With temperatures in the mid 30s and almost as high as 40, it’s certainly felt like the peak of summer. So why are we experiencing this kind of heat in late September?
An unusually strong pressure system that’s been anchored across the Great Lakes Region has basically created a big bubble, explained Anderson.
“It forces the jet stream, which normally delivers the cool air from the north, to go way up north across north eastern Canada,” he said. “That keeps most of the cool air across western Canada so its deflecting all the cold fronts that we usually see this time of year to the west at this point.”
As for the next few days, the weather is going to make a dramatic shift.
“Things are going to change. We’re going to finally get a cold front on Wednesday and the heat wave will be a memory by Thursday,” said Anderson. “We’ll be looking at a high of about 29 in Toronto on Wednesday, so way above normal, probably even a record, but by Thursday it’ll be about 20 degrees, which is near normal for this time of year.”

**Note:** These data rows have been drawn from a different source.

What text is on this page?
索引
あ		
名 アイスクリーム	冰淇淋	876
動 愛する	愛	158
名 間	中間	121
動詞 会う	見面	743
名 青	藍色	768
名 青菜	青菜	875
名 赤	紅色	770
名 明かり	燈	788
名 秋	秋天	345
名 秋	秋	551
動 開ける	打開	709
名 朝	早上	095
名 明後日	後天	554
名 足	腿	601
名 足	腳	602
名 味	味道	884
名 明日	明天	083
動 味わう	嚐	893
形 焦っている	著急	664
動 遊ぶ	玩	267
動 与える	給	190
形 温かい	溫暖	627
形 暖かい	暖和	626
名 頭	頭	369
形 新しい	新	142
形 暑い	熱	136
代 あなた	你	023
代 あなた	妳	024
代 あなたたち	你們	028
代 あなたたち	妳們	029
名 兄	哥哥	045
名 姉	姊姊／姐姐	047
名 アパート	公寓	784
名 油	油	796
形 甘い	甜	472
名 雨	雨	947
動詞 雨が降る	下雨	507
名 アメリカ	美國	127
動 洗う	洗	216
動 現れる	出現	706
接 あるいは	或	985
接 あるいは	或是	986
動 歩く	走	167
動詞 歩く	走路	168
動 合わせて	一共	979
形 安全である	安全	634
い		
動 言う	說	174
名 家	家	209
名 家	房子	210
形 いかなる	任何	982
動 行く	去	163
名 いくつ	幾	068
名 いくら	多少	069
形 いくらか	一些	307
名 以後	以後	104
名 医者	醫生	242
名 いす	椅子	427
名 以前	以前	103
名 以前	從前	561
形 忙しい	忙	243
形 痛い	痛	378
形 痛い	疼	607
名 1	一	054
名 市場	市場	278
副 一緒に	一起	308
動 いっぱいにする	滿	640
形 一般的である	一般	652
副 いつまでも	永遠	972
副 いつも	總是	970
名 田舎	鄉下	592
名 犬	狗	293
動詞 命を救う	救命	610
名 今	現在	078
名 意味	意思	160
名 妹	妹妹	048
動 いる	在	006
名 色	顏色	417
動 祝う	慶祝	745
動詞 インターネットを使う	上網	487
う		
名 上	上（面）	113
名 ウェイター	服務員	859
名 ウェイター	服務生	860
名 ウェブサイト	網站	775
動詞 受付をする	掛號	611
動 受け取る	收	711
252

But the normal weather isn’t going to last long – Anderson predicts temperatures will bounce back up again.
“I would not be surprised if at some point next week we see temperatures back into the mid twenties. I don’t see any sustained chilly weather over the next two weeks anywhere across southern Ontario,” he said.
As for what this all means for winter in southern Ontario, Anderson said it’s too early to say.
“We haven’t come up with a forecast yet, but right now it looks like we’re going to be dealing with at least a weak La Niña this winter,” he said. “Typically, when we have a weak La Niña it usually means – again, this it not a forecast – but what it usually means is that the cold air tends to concentrate across western Canada into the Prairies, and if that’s the case, it usually leads to milder conditions across eastern Canada.”